Réalisatrice américano-islandaise diplômée de la Fémis et décédée en 2015, Solveig Anspach nous livre avec “L’effet aquatique” un film posthume débordant à la fois de délicatesse et de drôlerie. On s’y plonge avec plaisir…
Synopsis
Samir, la quarantaine dégingandée, grutier à Montreuil, tombe raide dingue d’Agathe. Comme elle est maître-nageuse à la piscine Maurice Thorez, il décide, pour s’en approcher, de prendre des leçons de natation avec elle, alors qu’il sait parfaitement nager. Mais son mensonge ne tient pas trois leçons – or Agathe déteste les menteurs ! Choisie pour représenter la Seine-Saint-Denis, Agathe s’envole pour l’Islande où se tient le 10ème Congrès International des Maîtres-Nageurs. Morsure d’amour oblige, Samir n’a d’autre choix que de s’envoler à son tour …
Critique
Accompagné au scénario de son fidèle complice Jean-Luc Gaget, Solveig Anspach arrive mine de rien à réinventer la comédie romantique. En une séquence, dans un bar, Samir tombe amoureux d’Agathe, amoureux comme un collégien pathétique. Il apprend qu’elle est maître-nageuse à la piscine Maurice Thorez à Montreuil et va faire semblant de ne pas savoir nager pour s’approcher d’elle. En filigrane, le film interroge la façon dont on peut réussir à aborder l’être aimé sans avoir l’air trop tarte ni trop lourd. A l’homme qui la drague dans un bar dans la séquence inaugurale, Agathe reproche justement d’avoir l’air trop transparent. D’après elle, cela se verrait à dix kilomètres qu’il a envie de la sauter. Mais là avec Samir elle tombe dans le panneau, tombe sous son charme, avant de s’apercevoir qu’il a menti. Elle s’en va, à la faveur d’un congrès de maîtres-nageurs en Islande. Il part la rejoindre.

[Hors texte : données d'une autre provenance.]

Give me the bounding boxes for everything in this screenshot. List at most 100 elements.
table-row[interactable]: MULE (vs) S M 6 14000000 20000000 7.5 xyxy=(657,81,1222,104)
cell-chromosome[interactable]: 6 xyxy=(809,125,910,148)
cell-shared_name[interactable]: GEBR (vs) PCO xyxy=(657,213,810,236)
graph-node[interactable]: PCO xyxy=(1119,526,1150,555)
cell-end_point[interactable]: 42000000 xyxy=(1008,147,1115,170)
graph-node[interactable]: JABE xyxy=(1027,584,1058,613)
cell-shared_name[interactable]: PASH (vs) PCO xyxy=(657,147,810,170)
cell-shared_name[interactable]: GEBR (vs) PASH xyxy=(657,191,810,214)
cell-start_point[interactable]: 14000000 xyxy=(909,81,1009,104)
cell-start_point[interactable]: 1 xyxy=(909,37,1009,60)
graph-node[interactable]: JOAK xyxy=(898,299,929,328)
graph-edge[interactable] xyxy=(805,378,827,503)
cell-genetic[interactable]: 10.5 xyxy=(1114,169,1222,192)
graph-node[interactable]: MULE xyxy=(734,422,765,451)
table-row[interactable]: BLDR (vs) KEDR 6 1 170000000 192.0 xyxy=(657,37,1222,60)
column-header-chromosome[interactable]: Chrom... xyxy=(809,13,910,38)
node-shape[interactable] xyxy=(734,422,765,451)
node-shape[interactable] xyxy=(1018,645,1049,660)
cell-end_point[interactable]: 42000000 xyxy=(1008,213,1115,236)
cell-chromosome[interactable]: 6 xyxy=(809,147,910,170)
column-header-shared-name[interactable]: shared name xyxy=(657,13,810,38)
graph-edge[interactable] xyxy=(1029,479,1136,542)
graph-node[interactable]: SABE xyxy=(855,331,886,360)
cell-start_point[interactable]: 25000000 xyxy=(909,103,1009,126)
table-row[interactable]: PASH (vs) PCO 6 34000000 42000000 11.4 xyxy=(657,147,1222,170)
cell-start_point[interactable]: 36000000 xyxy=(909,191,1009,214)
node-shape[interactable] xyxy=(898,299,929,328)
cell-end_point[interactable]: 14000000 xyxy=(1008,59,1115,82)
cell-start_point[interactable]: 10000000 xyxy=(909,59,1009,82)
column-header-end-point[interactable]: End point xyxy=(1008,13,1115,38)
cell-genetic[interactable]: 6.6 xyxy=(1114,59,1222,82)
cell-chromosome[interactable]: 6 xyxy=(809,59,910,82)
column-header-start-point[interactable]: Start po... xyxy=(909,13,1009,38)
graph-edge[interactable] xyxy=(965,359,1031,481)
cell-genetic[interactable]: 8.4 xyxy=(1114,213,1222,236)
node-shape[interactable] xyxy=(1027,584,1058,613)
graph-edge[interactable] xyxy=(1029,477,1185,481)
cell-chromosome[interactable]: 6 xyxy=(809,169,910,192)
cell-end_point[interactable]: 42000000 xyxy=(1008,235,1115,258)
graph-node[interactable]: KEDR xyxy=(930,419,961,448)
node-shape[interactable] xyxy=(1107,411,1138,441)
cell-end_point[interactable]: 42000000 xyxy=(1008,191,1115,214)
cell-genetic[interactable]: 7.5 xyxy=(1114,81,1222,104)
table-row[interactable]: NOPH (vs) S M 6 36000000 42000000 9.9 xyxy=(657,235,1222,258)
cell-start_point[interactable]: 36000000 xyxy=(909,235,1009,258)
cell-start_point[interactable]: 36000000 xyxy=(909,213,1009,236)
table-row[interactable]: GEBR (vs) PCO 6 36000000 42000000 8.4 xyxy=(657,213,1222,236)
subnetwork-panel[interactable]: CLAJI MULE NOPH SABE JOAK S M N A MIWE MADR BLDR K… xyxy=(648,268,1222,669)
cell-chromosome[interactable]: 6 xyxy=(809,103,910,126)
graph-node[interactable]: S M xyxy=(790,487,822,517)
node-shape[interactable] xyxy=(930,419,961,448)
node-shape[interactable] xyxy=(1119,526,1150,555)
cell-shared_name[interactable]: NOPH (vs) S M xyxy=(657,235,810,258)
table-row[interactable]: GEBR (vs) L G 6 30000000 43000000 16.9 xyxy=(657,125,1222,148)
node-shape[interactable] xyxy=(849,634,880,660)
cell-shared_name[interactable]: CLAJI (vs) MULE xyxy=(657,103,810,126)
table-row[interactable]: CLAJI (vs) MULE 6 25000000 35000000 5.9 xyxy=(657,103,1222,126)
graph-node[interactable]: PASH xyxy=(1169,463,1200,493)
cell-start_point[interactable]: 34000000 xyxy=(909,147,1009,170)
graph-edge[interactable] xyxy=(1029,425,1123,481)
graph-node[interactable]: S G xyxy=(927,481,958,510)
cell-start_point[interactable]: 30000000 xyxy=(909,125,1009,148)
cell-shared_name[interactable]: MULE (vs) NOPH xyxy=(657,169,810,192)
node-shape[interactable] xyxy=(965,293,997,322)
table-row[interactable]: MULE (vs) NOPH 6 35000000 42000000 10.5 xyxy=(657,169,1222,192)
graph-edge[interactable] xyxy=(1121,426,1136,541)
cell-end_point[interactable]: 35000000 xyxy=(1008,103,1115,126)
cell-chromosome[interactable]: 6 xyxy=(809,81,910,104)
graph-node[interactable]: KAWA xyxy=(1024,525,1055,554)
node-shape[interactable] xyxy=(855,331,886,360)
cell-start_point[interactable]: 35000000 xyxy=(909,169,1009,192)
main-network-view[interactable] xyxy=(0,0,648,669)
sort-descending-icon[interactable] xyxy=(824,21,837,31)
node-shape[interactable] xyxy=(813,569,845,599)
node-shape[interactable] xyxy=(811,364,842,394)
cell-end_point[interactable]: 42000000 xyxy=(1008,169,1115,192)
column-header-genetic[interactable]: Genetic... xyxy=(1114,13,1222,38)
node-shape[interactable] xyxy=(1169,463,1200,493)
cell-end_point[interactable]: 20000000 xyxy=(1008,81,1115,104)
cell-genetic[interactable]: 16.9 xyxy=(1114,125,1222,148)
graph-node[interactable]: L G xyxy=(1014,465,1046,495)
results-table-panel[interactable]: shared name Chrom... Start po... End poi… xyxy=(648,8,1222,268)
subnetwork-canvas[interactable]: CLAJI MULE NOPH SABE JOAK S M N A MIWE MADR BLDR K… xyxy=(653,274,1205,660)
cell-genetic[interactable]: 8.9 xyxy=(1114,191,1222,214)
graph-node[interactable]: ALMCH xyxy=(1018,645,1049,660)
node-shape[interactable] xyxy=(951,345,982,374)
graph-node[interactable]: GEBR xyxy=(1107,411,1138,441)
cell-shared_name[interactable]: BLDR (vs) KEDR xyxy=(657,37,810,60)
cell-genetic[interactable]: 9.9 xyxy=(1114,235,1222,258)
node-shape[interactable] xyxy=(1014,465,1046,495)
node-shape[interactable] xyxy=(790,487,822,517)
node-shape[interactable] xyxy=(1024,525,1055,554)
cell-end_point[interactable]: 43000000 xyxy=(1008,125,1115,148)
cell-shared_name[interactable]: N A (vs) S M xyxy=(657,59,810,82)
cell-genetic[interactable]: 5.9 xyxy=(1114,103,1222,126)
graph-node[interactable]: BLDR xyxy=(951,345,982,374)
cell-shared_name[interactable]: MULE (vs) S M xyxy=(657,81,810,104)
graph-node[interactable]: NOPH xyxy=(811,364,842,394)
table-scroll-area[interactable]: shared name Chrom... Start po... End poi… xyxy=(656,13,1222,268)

“L’Effet Aquatique” prend peu à peu des allures de conte de fée, de fable tendre et poétique avec une bonne touche d’humanisme et d’utopie – comme à travers l’évocation d’une piscine israélo-palestinienne -, parfois loufoque grâce à des seconds rôles comme Esteban, chanteur des “Naive New Beaters”, un peu lourdaud dans “La Fille du 14 Juillet” d’Antonin Peretjako, mais ici très drôle, ou l’Islandais Frosti Runolfsson. Enfin, le film doit beaucoup à son couple : le maladroit et touchant Samir Guesmi, et la fragile et gracile Florence Loiret-Caille – tous deux s’avèrent à leur manière irrésistibles. Solveig Anspach prend le temps salutaire de poser sa caméra au choix sur ses personnages ou les magnifiques paysages sauvages de l’Islande, faire vivre des situations, faire peser des silences et raconter son histoire simple mais touchante et remplie de poésie.
Comment aller vers l’autre ? A quel point peut-on être soi dans le processus de séduction ? Il est beau de voir comment, sans en avoir l’air, “L’Effet aquatique” se penche, une nouvelle fois mais à sa manière, sur la façon dont un couple se rencontre et tombe, plus ou moins soudainement, amoureux. Beau aussi que, dans ce film posthume, les mots importent peu, beaucoup plus ce qui ne se dit pas, ce qu’il y a entre les mots, les les non-dits, les regards, les silences, les actions. S’il n’est pas parfait – l’on s’y ennuie parfois, les scènes drôles auraient pu être drôles et les scènes touchantes plus touchantes -, le dernier cadeau de Solveig Anspach présente ce mélange détonant de finesse et de loufoquerie, qui, tout en pouvant faire penser au travail du trio burlesque franco-belgo-australien composé de Dominique Abel, Fiona Gordon, et Bruno Romy ou à celui du finlandais Aki Kaurismäki, n’appartient, au final, qu’à lui.